It’s a grand problem to have—
the need to be perfect.
It’s like the problem
when the extension of summer
bleeds into months of school days
or the worry over weekend plans.
This kind of problem is present
because a variety of needs have
been abundantly met.
Here I am,
fully capable of walking
on two sturdy legs half a mile
to the local smalltown grocery store,
a square of plastic money to
momentarily present in exchange
for a heady bundle of foodstuff,
experienced years of cooking how-to
crammed in my head from a patient mother,
electricity that sparkles overhead lights
and flames that cook in minutes,
air that ripples from the heater
and an added heap of blankets
to ward off the frigid cold of the outside world,
the voice of a loved one carrying a deep conversation
through a thin electric sliver of magical convenience....

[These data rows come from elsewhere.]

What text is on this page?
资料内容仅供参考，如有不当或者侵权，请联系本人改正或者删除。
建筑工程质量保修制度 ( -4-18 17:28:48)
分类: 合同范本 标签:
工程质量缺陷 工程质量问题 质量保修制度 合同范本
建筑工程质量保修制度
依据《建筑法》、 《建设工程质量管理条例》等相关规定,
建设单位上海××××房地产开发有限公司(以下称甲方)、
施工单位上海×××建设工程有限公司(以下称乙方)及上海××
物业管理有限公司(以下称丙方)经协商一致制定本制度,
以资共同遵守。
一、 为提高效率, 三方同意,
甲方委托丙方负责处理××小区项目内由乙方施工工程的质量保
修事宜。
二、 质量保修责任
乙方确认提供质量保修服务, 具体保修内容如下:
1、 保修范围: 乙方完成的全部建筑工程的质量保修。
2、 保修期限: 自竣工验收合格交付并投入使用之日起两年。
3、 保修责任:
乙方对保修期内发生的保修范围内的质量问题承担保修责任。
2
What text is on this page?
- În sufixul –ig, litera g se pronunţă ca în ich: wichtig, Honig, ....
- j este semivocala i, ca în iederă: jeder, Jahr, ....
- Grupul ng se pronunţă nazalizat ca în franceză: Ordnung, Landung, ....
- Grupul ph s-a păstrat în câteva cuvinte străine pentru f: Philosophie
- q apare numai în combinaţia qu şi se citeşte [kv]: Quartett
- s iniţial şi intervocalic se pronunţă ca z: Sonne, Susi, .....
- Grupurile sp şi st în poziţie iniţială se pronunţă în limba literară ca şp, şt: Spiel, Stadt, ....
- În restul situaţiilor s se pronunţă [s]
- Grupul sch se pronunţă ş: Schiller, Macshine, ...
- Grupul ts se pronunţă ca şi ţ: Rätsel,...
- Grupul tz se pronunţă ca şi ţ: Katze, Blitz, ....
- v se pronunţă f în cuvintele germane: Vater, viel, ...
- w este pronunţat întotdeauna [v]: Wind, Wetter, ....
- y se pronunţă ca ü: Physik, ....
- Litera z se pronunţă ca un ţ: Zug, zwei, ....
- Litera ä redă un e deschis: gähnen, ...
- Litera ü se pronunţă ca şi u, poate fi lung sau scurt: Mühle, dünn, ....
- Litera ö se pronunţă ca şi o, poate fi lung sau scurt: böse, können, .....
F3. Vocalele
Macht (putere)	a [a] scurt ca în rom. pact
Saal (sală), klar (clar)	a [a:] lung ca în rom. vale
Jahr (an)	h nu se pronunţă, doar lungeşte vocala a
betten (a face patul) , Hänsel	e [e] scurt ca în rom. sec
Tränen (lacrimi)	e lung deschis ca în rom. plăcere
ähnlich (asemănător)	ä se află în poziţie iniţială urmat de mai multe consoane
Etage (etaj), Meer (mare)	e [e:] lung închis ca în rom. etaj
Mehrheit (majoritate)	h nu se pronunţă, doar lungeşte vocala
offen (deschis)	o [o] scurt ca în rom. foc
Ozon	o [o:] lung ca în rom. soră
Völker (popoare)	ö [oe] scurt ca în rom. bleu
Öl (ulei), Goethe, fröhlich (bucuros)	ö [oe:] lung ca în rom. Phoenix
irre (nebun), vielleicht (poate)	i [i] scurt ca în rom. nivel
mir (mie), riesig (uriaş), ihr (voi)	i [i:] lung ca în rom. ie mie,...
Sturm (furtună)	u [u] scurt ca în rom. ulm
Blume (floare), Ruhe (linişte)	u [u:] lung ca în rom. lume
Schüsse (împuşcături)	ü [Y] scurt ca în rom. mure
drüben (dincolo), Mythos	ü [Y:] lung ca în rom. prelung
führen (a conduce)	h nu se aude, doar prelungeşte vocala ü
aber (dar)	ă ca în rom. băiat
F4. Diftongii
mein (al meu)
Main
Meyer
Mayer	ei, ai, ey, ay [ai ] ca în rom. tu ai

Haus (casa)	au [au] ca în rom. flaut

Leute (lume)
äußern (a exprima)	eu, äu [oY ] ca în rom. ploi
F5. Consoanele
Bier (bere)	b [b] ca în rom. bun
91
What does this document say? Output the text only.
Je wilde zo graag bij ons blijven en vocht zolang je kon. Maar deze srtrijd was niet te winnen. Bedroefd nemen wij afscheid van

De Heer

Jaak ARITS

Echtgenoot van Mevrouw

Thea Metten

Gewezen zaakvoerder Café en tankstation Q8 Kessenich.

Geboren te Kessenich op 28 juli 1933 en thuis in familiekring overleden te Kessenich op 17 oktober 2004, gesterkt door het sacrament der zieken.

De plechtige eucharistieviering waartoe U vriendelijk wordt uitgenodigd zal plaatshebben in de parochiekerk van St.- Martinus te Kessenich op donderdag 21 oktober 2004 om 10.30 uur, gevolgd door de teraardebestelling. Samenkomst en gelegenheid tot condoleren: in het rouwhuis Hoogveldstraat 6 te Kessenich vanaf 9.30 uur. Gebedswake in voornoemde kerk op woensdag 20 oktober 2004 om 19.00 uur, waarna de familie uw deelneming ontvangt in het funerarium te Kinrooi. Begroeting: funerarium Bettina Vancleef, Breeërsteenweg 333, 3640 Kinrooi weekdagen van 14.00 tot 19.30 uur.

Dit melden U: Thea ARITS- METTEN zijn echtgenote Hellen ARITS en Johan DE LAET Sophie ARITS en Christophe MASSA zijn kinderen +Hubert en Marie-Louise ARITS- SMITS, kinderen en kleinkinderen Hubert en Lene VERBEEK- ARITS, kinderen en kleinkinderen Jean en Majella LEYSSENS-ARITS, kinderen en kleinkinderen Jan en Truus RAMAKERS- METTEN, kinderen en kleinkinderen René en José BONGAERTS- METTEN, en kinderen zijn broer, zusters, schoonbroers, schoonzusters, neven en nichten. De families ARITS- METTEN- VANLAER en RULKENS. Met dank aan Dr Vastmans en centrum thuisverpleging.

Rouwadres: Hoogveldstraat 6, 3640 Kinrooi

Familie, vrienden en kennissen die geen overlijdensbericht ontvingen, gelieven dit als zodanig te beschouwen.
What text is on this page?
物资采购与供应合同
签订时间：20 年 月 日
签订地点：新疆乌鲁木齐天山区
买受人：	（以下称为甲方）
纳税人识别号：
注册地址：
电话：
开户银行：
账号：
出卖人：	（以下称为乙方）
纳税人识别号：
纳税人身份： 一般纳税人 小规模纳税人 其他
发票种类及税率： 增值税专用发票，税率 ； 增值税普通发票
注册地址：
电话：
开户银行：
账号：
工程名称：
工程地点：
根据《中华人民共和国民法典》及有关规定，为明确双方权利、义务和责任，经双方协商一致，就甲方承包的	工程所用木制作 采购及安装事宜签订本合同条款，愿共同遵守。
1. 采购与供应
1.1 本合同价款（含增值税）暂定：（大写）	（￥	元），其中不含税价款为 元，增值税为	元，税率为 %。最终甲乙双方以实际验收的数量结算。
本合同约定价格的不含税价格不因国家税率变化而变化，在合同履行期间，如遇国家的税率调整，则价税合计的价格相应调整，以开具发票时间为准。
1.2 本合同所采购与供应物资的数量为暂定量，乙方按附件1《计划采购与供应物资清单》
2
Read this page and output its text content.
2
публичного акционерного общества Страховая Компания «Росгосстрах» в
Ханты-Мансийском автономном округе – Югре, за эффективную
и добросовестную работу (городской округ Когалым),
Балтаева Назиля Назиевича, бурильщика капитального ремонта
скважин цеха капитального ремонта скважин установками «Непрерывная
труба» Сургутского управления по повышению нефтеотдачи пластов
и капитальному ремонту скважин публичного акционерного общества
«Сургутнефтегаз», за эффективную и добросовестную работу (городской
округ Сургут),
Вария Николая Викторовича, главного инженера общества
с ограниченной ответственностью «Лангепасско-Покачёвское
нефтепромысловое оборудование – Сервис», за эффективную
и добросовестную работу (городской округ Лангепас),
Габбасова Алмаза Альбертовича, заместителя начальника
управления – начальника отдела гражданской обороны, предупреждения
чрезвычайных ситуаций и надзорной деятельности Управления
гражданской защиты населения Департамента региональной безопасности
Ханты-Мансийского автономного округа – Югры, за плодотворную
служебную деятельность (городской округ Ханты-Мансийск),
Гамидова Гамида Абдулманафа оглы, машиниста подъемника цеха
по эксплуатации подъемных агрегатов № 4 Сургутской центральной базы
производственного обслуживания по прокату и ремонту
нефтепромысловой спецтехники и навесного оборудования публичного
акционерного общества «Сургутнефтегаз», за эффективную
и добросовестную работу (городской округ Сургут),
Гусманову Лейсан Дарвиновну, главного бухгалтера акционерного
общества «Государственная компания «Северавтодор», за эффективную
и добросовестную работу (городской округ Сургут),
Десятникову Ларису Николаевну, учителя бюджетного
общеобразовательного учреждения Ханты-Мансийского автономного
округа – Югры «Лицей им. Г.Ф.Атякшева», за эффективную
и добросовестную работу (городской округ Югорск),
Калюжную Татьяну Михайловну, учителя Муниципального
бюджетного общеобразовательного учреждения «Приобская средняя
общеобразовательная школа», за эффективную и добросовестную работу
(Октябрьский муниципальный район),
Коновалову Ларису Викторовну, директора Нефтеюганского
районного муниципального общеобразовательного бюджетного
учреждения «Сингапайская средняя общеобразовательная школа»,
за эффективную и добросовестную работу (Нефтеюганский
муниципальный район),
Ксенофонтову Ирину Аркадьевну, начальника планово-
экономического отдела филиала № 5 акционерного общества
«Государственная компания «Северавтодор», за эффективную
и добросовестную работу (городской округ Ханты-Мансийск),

I have everything I could need
and then more than that.
Yet.
The comforts of life so easily,
overly sufficiently,
taken care of
leave me with a yearning
to find more for myself.
I need to be at a
level that meets my
overwhelmingly lofty standards
of quintessence.
I have superfluous oceans of time
to analyze the aching inadequacies
in the work I do,
in the daily tasks of mundane living
and in the drive to an ideal successful lifestyle:
a gritty agony of mental absolutes.
The ease it takes to pile on aggravations--
of all that goes left undone at the
breaking of darkness at night.
They swim in self-defeating cycles,
overlapping each other,
a mass of swarming cells.
A litany of check boxes unmarked
haunts my headaches.
The tasks that have been ticked off
irritate me with what
they lack in expert finesse.
I could have done better.
The luxury of perfection seeking
ignores all that I already am capable of.
An indifference permeates my chase.
I am never perfectly adept,
perfectly on time, perfectly strong,
perfectly anything...
And, yet, I have so much that I have and so much that I am.